GW’s unpaid internship fund sets unrealistic deadlines

With the start of the school year right around the corner, the pressure to find a fall internship is kicking into high gear. Writing cover letters and perfecting resumes while completing summer courses, jobs and internships is an all-too familiar but necessary stress for many students.

One major factor students consider when applying to internships throughout the year is whether or not it’s a paid opportunity. For students with unpaid internships, GW currently offers the Knowledge in Action Career Internship Fund — which provides a stipend of up to $3,000 to help alleviate financial burdens caused by an unsalaried post. In the past year, 125 students have received KACIF grants. But the abrupt application timeline, which closes this week, prevents many students from having the opportunity to apply because they need to secure an internship beforehand. This is problematic given that many students are only notified about internships in August.

The University should adjust their application deadlines to match internship acceptance deadlines so that more students can have the opportunity to apply for the grant. As it currently stands, KACIF stops accepting applications weeks before many students are notified of their acceptance to internships.

KACIF, established by the GW Career Services Council in 2013, aims to “pursue high-quality, necessarily unpaid internships that foster their career exploration and enhance their academic program, while reducing the financial challenges associated with unpaid internships.” But the restrictive deadlines prohibits so many GW students from accessing this useful and generous grant.
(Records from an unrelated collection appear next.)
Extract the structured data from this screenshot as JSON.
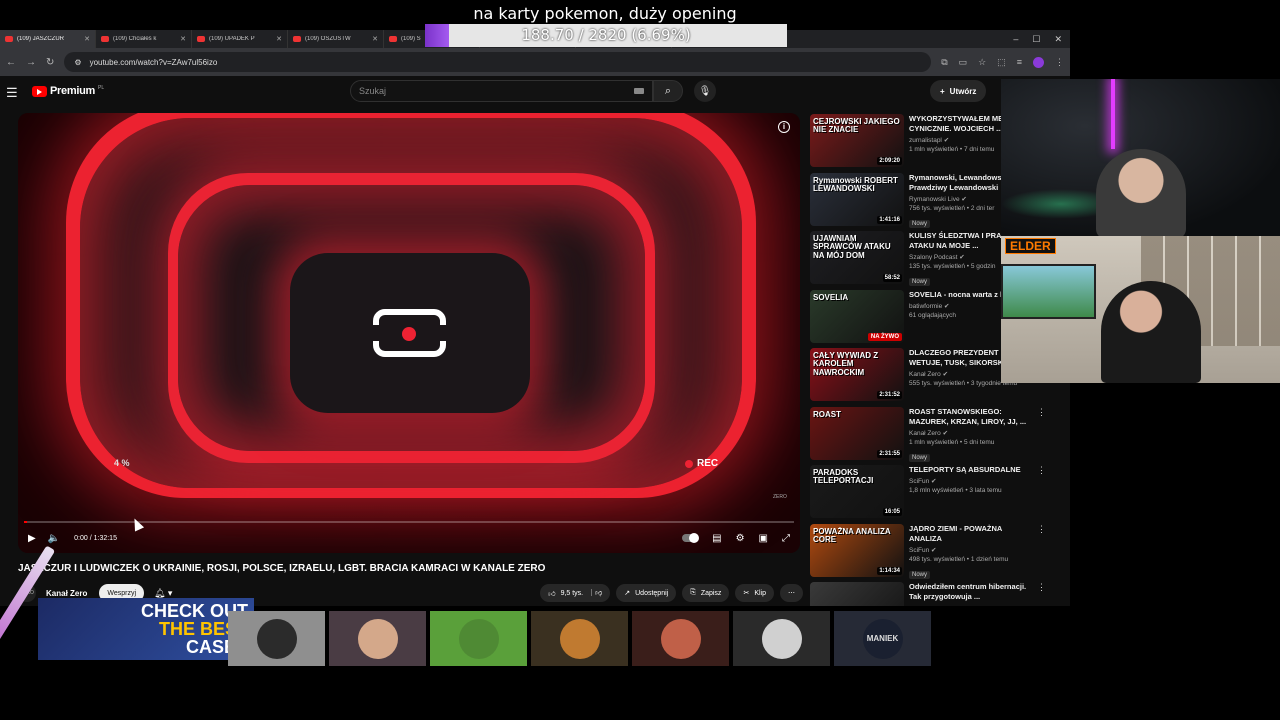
{
  "overlay": {
    "goal_title": "na karty pokemon, duży opening",
    "goal_progress_text": "188.70 / 2820 (6.69%)",
    "goal_fraction": 0.0669
  },
  "browser": {
    "tabs": [
      {
        "title": "(109) JASZCZUR",
        "active": true
      },
      {
        "title": "(109) Chciałeś k",
        "active": false
      },
      {
        "title": "(109) UPADEK P",
        "active": false
      },
      {
        "title": "(109) OSZUSTW",
        "active": false
      },
      {
        "title": "(109) Ś",
        "active": false
      },
      {
        "title": "(109) Jak VIP Wię",
        "active": false
      },
      {
        "title": "(109) Whistlindie",
        "active": false
      }
    ],
    "url": "youtube.com/watch?v=ZAw7ul56izo"
  },
  "youtube": {
    "logo_text": "Premium",
    "logo_country": "PL",
    "search_placeholder": "Szukaj",
    "create_label": "Utwórz",
    "player": {
      "percent_label": "4 %",
      "rec_label": "REC",
      "watermark": "ZERO",
      "time": "0:00 / 1:32:15",
      "progress_fraction": 0.0
    },
    "video_title": "JASZCZUR I LUDWICZEK O UKRAINIE, ROSJI, POLSCE, IZRAELU, LGBT. BRACIA KAMRACI W KANALE ZERO",
    "channel_name": "Kanał Zero",
    "channel_avatar": "ZERO",
    "support_label": "Wesprzyj",
    "actions": {
      "likes": "9,5 tys.",
      "share": "Udostępnij",
      "save": "Zapisz",
      "clip": "Klip"
    },
    "recommendations": [
      {
        "title": "WYKORZYSTYWAŁEM MĘ CYNICZNIE. WOJCIECH ...",
        "channel": "zurnalistapl",
        "stats": "1 mln wyświetleń • 7 dni temu",
        "duration": "2:09:20",
        "thumb_text": "CEJROWSKI JAKIEGO NIE ZNACIE",
        "thumb_color": "#7a1a1a",
        "badge": ""
      },
      {
        "title": "Rymanowski, Lewandows Prawdziwy Lewandowski",
        "channel": "Rymanowski Live",
        "stats": "756 tys. wyświetleń • 2 dni ter",
        "duration": "1:41:16",
        "thumb_text": "Rymanowski ROBERT LEWANDOWSKI",
        "thumb_color": "#2a2f3a",
        "badge": "Nowy"
      },
      {
        "title": "KULISY ŚLEDZTWA I PRAW O ATAKU NA MOJE ...",
        "channel": "Szalony Podcast",
        "stats": "135 tys. wyświetleń • 5 godzin",
        "duration": "58:52",
        "thumb_text": "UJAWNIAM SPRAWCÓW ATAKU NA MÓJ DOM",
        "thumb_color": "#1e1e22",
        "badge": "Nowy"
      },
      {
        "title": "SOVELIA - nocna warta z b",
        "channel": "batiwformie",
        "stats": "61 oglądających",
        "duration": "NA ŻYWO",
        "thumb_text": "SOVELIA",
        "thumb_color": "#2a3a2a",
        "badge": ""
      },
      {
        "title": "DLACZEGO PREZYDENT WETUJE, TUSK, SIKORSKI",
        "channel": "Kanał Zero",
        "stats": "555 tys. wyświetleń • 3 tygodnie temu",
        "duration": "2:31:52",
        "thumb_text": "CAŁY WYWIAD Z KAROLEM NAWROCKIM",
        "thumb_color": "#8a1018",
        "badge": ""
      },
      {
        "title": "ROAST STANOWSKIEGO: MAZUREK, KRZAN, LIROY, JJ, ...",
        "channel": "Kanał Zero",
        "stats": "1 mln wyświetleń • 5 dni temu",
        "duration": "2:31:55",
        "thumb_text": "ROAST",
        "thumb_color": "#6a1412",
        "badge": "Nowy"
      },
      {
        "title": "TELEPORTY SĄ ABSURDALNE",
        "channel": "SciFun",
        "stats": "1,8 mln wyświetleń • 3 lata temu",
        "duration": "16:05",
        "thumb_text": "PARADOKS TELEPORTACJI",
        "thumb_color": "#1a1a1a",
        "badge": ""
      },
      {
        "title": "JĄDRO ZIEMI - POWAŻNA ANALIZA",
        "channel": "SciFun",
        "stats": "498 tys. wyświetleń • 1 dzień temu",
        "duration": "1:14:34",
        "thumb_text": "POWAŻNA ANALIZA CORE",
        "thumb_color": "#b04a10",
        "badge": "Nowy"
      },
      {
        "title": "Odwiedziłem centrum hibernacji. Tak przygotowuja ...",
        "channel": "",
        "stats": "",
        "duration": "",
        "thumb_text": "",
        "thumb_color": "#3a3a3a",
        "badge": ""
      }
    ]
  },
  "webcam": {
    "overlay_tag": "ELDER"
  },
  "promo": {
    "line1": "CHECK OUT",
    "line2": "THE BEST",
    "line3": "CASES"
  },
  "emotes": [
    {
      "name": "car",
      "bg": "#8f8f8f",
      "face": "#2b2b2b"
    },
    {
      "name": "face-glasses",
      "bg": "#4a3c44",
      "face": "#d4a88a"
    },
    {
      "name": "pepe",
      "bg": "#5aa03a",
      "face": "#4f8a34"
    },
    {
      "name": "character-orange",
      "bg": "#3a3020",
      "face": "#c07a30"
    },
    {
      "name": "gamer",
      "bg": "#3a1e1a",
      "face": "#c06048"
    },
    {
      "name": "woman",
      "bg": "#2a2a2a",
      "face": "#d0d0d0"
    },
    {
      "name": "maniek",
      "bg": "#262a36",
      "face": "#1a2030"
    }
  ],
  "emote_text": {
    "maniek": "MANIEK"
  }
}
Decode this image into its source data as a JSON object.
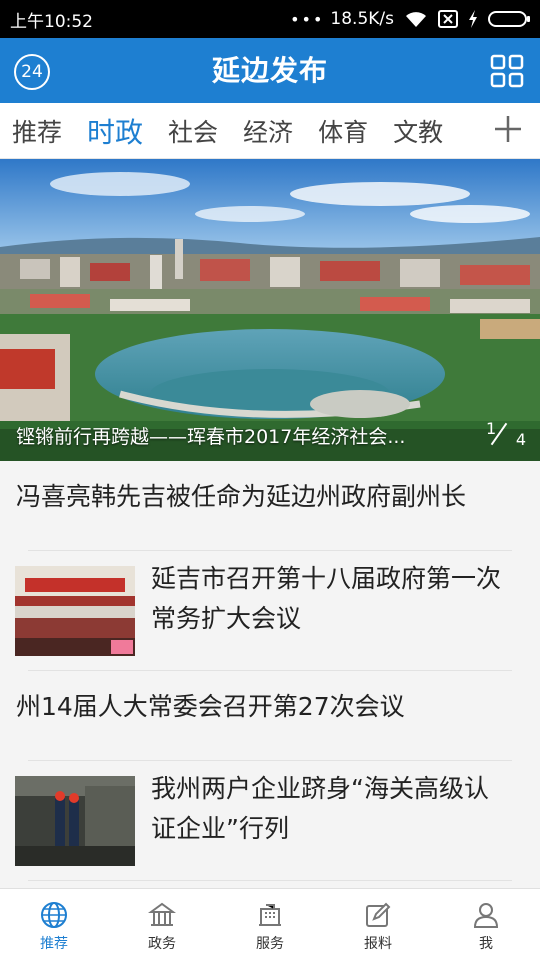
{
  "status_bar": {
    "time": "上午10:52",
    "dots": "•••",
    "speed": "18.5K/s"
  },
  "app_bar": {
    "badge": "24",
    "title": "延边发布"
  },
  "tabs": [
    {
      "label": "推荐",
      "active": false
    },
    {
      "label": "时政",
      "active": true
    },
    {
      "label": "社会",
      "active": false
    },
    {
      "label": "经济",
      "active": false
    },
    {
      "label": "体育",
      "active": false
    },
    {
      "label": "文教",
      "active": false
    }
  ],
  "carousel": {
    "caption": "铿锵前行再跨越——珲春市2017年经济社会...",
    "current": "1",
    "total": "4"
  },
  "news": [
    {
      "title": "冯喜亮韩先吉被任命为延边州政府副州长",
      "has_image": false
    },
    {
      "title": "延吉市召开第十八届政府第一次常务扩大会议",
      "has_image": true
    },
    {
      "title": "州14届人大常委会召开第27次会议",
      "has_image": false
    },
    {
      "title": "我州两户企业跻身“海关高级认证企业”行列",
      "has_image": true
    }
  ],
  "bottom_nav": [
    {
      "label": "推荐",
      "icon": "globe-icon",
      "active": true
    },
    {
      "label": "政务",
      "icon": "government-building-icon",
      "active": false
    },
    {
      "label": "服务",
      "icon": "service-building-icon",
      "active": false
    },
    {
      "label": "报料",
      "icon": "edit-report-icon",
      "active": false
    },
    {
      "label": "我",
      "icon": "user-icon",
      "active": false
    }
  ],
  "colors": {
    "primary": "#1e7fd1",
    "statusbar": "#000000",
    "background": "#f4f4f4"
  }
}
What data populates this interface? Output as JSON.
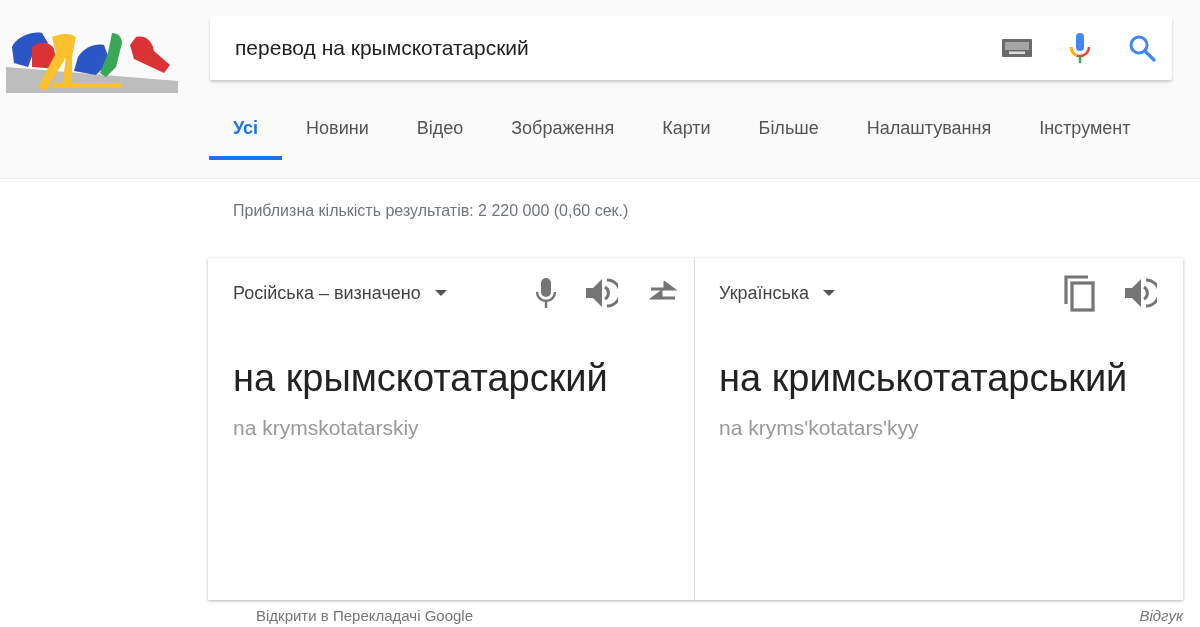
{
  "search": {
    "query": "перевод на крымскотатарский"
  },
  "tabs": [
    {
      "label": "Усі",
      "selected": true
    },
    {
      "label": "Новини",
      "selected": false
    },
    {
      "label": "Відео",
      "selected": false
    },
    {
      "label": "Зображення",
      "selected": false
    },
    {
      "label": "Карти",
      "selected": false
    },
    {
      "label": "Більше",
      "selected": false
    },
    {
      "label": "Налаштування",
      "selected": false
    },
    {
      "label": "Інструмент",
      "selected": false
    }
  ],
  "result_stats": "Приблизна кількість результатів: 2 220 000 (0,60 сек.)",
  "translator": {
    "source": {
      "language": "Російська – визначено",
      "text": "на крымскотатарский",
      "transliteration": "na krymskotatarskiy"
    },
    "target": {
      "language": "Українська",
      "text": "на кримськотатарський",
      "transliteration": "na kryms'kotatars'kyy"
    },
    "open_link": "Відкрити в Перекладачі Google",
    "feedback": "Відгук"
  }
}
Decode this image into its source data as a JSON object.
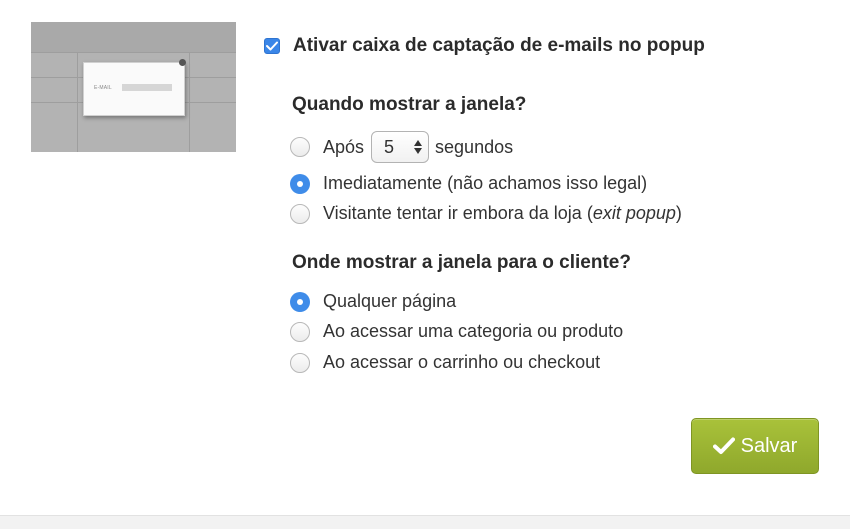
{
  "enable": {
    "label": "Ativar caixa de captação de e-mails no popup",
    "checked": true
  },
  "preview": {
    "field_label": "E-MAIL"
  },
  "when": {
    "heading": "Quando mostrar a janela?",
    "after_prefix": "Após",
    "after_seconds_value": "5",
    "after_suffix": "segundos",
    "immediately_label": "Imediatamente (não achamos isso legal)",
    "exit_label_prefix": "Visitante tentar ir embora da loja (",
    "exit_label_italic": "exit popup",
    "exit_label_suffix": ")",
    "selected": "immediately"
  },
  "where": {
    "heading": "Onde mostrar a janela para o cliente?",
    "options": [
      "Qualquer página",
      "Ao acessar uma categoria ou produto",
      "Ao acessar o carrinho ou checkout"
    ],
    "selected_index": 0
  },
  "actions": {
    "save_label": "Salvar"
  },
  "colors": {
    "accent_blue": "#3f8ce9",
    "save_green": "#9bb535"
  }
}
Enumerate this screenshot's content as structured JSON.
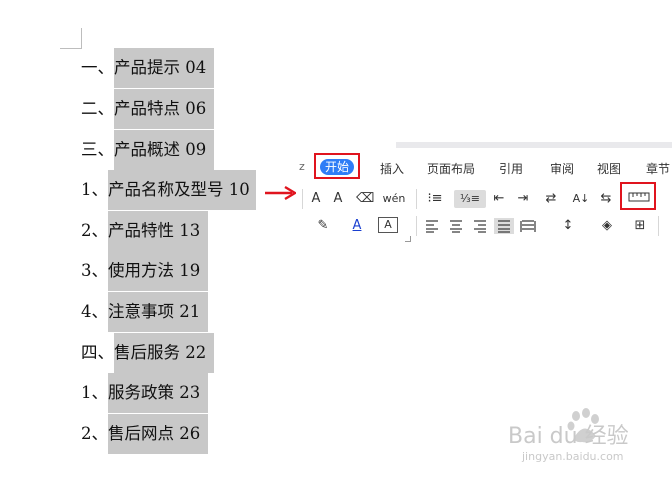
{
  "toc": [
    {
      "prefix": "一、",
      "text": "产品提示 04"
    },
    {
      "prefix": "二、",
      "text": "产品特点 06"
    },
    {
      "prefix": "三、",
      "text": "产品概述 09"
    },
    {
      "prefix": "1、",
      "text": "产品名称及型号 10"
    },
    {
      "prefix": "2、",
      "text": "产品特性 13"
    },
    {
      "prefix": "3、",
      "text": "使用方法 19"
    },
    {
      "prefix": "4、",
      "text": "注意事项 21"
    },
    {
      "prefix": "四、",
      "text": "售后服务 22"
    },
    {
      "prefix": "1、",
      "text": "服务政策 23"
    },
    {
      "prefix": "2、",
      "text": "售后网点 26"
    }
  ],
  "ribbon": {
    "stub": "z",
    "active_tab": "开始",
    "tabs": [
      "插入",
      "页面布局",
      "引用",
      "审阅",
      "视图",
      "章节"
    ],
    "row1": {
      "grow": "A",
      "shrink": "A",
      "eraser": "⌫",
      "phonetic": "wén",
      "bullets": "⁝≡",
      "numbering": "⅓≡",
      "outdent": "⇤",
      "indent": "⇥",
      "chinese_layout": "⇄",
      "sort": "A↓",
      "swap": "⇆"
    },
    "row2": {
      "highlight": "✎",
      "font_color": "A",
      "char_border": "A",
      "line_spacing": "↕",
      "shading": "◈",
      "borders": "⊞"
    }
  },
  "colors": {
    "highlight": "#c8c8c8",
    "accent": "#2f7df6",
    "callout": "#e0141e"
  },
  "watermark": {
    "brand": "Bai du 经验",
    "url": "jingyan.baidu.com"
  }
}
KACIF data from 2013 to 2016 shows that the program awarded almost half a million dollars to 267 students out of the 862 students who applied over this three year period. The money, which is all donated by alumni and parents, has undoubtedly helped numerous students alleviate financial burdens caused by unpaid internships.

GW Career Services is accepting applications for this fall only until July 15. As a student currently applying for internships for the upcoming semester, many of the places I’ve applied to do not send out final decisions until mid-August. The application timelines for internships and the KACIF grant are ineffectively designed for both the fall and spring semester.

Extending deadlines for the KACIF application would allow more students to have the opportunity to take unpaid internships that they otherwise may not have been able to. This valuable program has the potential to help a larger number of students, but the current system leaves many applicants at a disadvantage.

Both extending the deadline until after the semester starts and establishing a rolling deadline would make it possible for more students to utilize this useful resource that the University provides. New York University offers a similar grant that aims to help students financially while they participate in an unpaid internship. Unlike GW, NYU’s application deadlines offer students more time to secure an internship. The KACIF fall 2017 grant deadline is July 15, while NYU’s grant application is due in late September. Students everywhere compete for these internships and it isn’t always easy to secure one well before the start of the semester. Schools like NYU take that into consideration, making the grant more accessible to a larger number of students.

Members of the student body have also voiced frustration with the illogical application process and it has been a topic of discussion in the Student Association. Former SA President Erika Feinman said last year that many SA representatives wanted to remodel the application process to allow for a rolling deadline. But no changes have been made since the Career Services Council announced in fall 2016 that it would extend deadlines for grant applications by one month from June to July, hoping to grow the program and allow more students to apply. Though the extended application deadline to July is better than closing the grant application for fall internships in June, it is clearly not enough.

One of the reasons why students come to GW is for the plentiful internship opportunities in the nation’s capital. In 2016, the Princeton Review recognized GW as one of the best schools in the country for internships and approximately two-thirds of the student body has completed an internship by the time they graduate. But this process could be made easier for many who can’t afford to take an unpaid internship.

Interning is a significant part of many students’ experience. And there is significant pressure to find an internship while staying on top of school work and extracurricular activities. For a university that prides itself on being in the heart of the capital with unparalleled internship opportunities, GW should strive to help all students experience that.

Sky Singer, a senior majoring in political science, is a Hatchet columnist.